(Actress Julianne Kohler is the star of "Two Lives". Courtesy photo.)
The annual German language film festival Berlin and Beyond starts tonight at the Castro Theater, and continues until Sunday before a slate of movies unspool at the Goethe Institute downtown starting on January 20, and my prayers have been answered to see Ullmann again in a drama.

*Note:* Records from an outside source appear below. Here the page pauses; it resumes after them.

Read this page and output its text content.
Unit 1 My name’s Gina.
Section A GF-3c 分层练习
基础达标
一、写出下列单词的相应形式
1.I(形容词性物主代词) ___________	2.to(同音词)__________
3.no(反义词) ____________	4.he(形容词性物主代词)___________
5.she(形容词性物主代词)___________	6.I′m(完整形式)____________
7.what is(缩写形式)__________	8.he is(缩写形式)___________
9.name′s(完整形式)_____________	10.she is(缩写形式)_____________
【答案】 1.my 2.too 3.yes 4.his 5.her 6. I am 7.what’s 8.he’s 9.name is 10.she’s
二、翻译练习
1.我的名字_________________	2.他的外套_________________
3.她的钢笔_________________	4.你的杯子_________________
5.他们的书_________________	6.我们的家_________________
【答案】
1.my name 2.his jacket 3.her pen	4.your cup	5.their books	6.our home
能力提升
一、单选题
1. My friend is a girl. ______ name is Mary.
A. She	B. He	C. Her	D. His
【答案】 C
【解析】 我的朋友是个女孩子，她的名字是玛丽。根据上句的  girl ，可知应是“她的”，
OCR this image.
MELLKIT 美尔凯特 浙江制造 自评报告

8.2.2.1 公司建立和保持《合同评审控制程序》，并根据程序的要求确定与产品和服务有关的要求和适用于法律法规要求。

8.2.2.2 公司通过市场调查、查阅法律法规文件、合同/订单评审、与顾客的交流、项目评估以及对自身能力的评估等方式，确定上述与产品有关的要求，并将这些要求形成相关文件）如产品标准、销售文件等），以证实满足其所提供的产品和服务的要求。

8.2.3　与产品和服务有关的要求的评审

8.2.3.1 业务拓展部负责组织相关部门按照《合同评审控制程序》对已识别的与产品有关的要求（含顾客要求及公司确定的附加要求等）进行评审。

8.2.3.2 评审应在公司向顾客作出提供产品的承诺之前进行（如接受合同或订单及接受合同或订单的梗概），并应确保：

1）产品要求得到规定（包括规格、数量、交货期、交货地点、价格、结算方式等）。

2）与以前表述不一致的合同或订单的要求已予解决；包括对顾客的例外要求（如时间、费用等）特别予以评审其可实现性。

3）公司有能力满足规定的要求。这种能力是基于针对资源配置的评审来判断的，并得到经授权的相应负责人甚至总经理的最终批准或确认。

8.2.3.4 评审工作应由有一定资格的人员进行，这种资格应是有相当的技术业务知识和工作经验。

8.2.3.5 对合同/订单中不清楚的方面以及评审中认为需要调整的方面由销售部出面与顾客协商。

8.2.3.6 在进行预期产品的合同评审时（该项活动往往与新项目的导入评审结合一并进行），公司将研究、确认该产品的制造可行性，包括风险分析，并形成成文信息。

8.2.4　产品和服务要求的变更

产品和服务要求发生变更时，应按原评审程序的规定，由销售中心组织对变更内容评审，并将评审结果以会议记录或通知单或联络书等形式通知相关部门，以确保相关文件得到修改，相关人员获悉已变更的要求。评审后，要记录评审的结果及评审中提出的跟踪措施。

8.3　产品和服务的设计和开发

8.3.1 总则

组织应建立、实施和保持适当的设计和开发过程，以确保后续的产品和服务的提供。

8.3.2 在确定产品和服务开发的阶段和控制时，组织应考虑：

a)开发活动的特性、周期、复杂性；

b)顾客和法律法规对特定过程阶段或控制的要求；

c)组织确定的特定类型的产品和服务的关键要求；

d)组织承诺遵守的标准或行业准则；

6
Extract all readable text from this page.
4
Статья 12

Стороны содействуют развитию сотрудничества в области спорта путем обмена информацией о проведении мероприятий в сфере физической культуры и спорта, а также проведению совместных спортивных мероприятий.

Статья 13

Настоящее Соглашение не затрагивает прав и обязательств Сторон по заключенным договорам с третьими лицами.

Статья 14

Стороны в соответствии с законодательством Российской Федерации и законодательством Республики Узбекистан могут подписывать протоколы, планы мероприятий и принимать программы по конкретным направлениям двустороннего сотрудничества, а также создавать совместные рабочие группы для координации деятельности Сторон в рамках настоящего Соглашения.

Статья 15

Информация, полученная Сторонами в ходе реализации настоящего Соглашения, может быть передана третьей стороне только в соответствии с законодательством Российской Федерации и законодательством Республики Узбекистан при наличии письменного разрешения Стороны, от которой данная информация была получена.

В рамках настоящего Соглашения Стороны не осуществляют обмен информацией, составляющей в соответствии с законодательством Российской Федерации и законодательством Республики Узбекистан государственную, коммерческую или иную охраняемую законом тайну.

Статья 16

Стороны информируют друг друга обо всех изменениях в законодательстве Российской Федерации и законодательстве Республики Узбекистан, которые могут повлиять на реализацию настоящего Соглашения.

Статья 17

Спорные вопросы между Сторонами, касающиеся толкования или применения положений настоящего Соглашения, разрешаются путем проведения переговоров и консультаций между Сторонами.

She has a supporting role in the festival's opening night film "Two Lives", which is Germany's choice for the best foreign language Academy Award. The program notes describe the film thus:
Europe 1990, the Berlin wall has just crumbled. Katrine, raised in East Germany, but now living in Norway for the last 20 years, is a “war child”; the result of a love relationship between a Norwegian woman and a German occupation soldier during World War II. She enjoys a happy family life with her mother, her husband, daughter and granddaughter. But when a lawyer asks her and her mother to be a witness in a trial against the Norwegian state on behalf of the war children, she resists. Gradually, a web of concealment and secrets is unveiled until Katrine is finally stripped of everything and her loved ones are forced to take a stand. What carries more weight: the life they have lived together, or the lie it is based on?
Sounds just like the heavy drama I'm in the mood for tonight, so I'll be at the Castro Theater at 7 pm this evening to watch "Two Lives", see a few cineaste friends and enjoy a German film on the big screen with an appreciative audience.